The City is likely to recommend that these arenas only receive the most necessary maintenance and/or upgrades until 2027. Then in the next 10-year capital plan put forward by the City beginning in 2028, Council will likely approve the building of a new single pad arena in the Village of Omemee. Council in the same 2028-2037 budgeting cycle will possibly move forward with a new twin pad arena in the Southwest Area to replace the current facilities in Little Britain and Oakwood.

This will be a massive commitment of City resources. In 2019 dollars the Omemee arena is costed at $10 million and the new twin pad for Oakwood/Little Britain at over $18 million. The City has done their cost/benefit analysis and has concluded that these older arenas are reaching the end of their useful lives, and are soon looking at significant monies needed to keep the doors open. City studies have shown in the long run that replacing them with a new facility will be more cost efficient and a better use of limited municipal funding.

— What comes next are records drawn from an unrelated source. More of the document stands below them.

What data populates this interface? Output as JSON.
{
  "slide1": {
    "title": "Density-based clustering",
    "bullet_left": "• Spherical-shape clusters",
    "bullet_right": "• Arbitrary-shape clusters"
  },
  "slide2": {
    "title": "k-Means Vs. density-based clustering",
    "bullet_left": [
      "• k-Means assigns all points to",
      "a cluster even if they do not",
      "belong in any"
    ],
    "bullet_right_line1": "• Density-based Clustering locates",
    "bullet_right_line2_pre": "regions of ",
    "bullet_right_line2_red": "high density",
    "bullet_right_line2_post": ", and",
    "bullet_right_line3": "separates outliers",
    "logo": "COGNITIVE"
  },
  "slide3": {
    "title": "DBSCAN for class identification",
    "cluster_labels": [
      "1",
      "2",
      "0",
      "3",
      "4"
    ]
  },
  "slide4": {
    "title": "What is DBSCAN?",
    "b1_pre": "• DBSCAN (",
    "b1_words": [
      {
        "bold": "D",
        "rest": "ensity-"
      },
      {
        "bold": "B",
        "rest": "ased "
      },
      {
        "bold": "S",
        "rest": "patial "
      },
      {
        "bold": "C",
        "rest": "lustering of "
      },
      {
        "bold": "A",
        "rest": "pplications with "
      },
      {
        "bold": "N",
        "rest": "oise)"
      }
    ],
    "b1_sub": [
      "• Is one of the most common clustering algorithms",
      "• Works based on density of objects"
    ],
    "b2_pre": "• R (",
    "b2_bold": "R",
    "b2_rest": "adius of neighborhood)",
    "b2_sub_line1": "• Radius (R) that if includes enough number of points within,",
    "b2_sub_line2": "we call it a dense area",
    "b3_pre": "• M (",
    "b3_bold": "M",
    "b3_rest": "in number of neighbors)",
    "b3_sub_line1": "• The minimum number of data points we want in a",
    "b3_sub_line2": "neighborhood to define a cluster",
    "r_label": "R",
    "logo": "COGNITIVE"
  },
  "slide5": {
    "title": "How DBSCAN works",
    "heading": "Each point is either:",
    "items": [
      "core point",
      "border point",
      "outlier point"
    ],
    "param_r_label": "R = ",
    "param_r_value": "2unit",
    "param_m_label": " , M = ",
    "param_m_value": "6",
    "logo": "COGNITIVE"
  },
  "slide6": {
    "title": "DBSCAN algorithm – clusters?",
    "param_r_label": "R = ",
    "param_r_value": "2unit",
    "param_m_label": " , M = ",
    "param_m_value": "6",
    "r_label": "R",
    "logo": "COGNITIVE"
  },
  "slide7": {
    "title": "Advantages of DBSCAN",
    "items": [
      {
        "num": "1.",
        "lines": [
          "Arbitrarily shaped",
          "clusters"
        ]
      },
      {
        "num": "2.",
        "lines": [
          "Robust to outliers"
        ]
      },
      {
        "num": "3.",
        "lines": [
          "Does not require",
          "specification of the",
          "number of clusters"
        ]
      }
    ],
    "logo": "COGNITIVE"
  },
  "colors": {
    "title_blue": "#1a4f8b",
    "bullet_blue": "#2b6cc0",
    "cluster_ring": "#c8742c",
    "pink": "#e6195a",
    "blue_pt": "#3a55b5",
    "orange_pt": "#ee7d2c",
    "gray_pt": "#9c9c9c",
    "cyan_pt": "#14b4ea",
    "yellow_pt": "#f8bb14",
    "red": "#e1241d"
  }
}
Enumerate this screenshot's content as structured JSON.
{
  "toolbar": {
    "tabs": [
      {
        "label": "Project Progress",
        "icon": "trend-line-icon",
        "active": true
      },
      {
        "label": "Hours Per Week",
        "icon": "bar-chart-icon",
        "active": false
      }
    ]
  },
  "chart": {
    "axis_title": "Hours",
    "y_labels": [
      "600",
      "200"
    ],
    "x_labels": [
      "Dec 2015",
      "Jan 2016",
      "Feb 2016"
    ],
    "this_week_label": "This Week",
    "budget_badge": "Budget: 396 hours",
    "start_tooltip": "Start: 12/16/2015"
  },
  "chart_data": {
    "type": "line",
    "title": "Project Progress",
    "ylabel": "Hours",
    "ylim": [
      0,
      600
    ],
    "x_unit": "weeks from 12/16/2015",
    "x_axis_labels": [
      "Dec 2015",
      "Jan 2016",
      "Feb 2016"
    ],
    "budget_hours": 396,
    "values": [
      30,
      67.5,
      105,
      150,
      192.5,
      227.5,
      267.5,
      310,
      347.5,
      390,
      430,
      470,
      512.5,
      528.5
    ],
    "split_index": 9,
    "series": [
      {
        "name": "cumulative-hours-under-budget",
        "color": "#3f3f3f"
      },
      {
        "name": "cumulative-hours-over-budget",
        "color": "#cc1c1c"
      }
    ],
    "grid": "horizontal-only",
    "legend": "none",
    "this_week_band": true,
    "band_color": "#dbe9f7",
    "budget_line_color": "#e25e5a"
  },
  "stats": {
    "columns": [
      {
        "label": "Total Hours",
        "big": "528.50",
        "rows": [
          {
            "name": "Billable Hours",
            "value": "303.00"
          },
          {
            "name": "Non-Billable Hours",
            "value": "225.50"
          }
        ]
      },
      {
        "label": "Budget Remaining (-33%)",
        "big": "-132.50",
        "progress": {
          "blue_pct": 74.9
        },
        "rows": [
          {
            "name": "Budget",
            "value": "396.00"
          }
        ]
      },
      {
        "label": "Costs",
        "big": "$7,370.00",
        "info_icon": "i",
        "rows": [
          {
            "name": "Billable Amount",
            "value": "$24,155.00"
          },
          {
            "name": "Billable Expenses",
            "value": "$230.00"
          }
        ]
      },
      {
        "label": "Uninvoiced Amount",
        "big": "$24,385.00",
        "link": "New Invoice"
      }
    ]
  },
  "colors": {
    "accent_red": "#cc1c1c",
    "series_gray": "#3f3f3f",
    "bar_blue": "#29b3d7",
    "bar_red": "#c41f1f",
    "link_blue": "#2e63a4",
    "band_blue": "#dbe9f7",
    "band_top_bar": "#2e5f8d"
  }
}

Individual Councillors have told me that they expect some push back on this proposal because there was such community involvement when these facilities were built pre-amalgamation. In most communities, locals know who dug and installed the foundations on weekends free of charge, who laid thousand of cement blocks on top of working a regular job so an arena could be built, and who in the community fundraised tirelessly or cut cheques to ensure the facility got built. When I interviewed Art Field in Little Britain last year, his pride in the Little Britain Arena was palpable, and it will be a sad and sorry day for those communities when the old arena comes down even if a newer and better one is taking its place.

Councillors also hope that this evening meeting will give the various user groups an opportunity to be in attendance at a time that doesn’t cause them to have to miss work.

Some expect that there may also be discussion of what is going on at the Manvers Arena. The Manvers Arena User Group, made up of community volunteers, has made improvements to ice utilization, facility booking processes and exterior landscaping through cooperation between the group and the City. The volunteer group continues to organize and host fundraising events in an effort to contribute to the capital investment required at the facility. The cooperation and effort of the volunteers is greatly appreciated by staff and recognized by Council.

Despite this positive example of a community getting involved in their arena, to date, no other volunteer groups have contacted staff with an interest to set up a similar group for other arena facilities.

One City Council watcher shared jokingly with me that, “there will either be four or 400 at that meeting, and even if there are only four there won’t be a dull moment guaranteed.”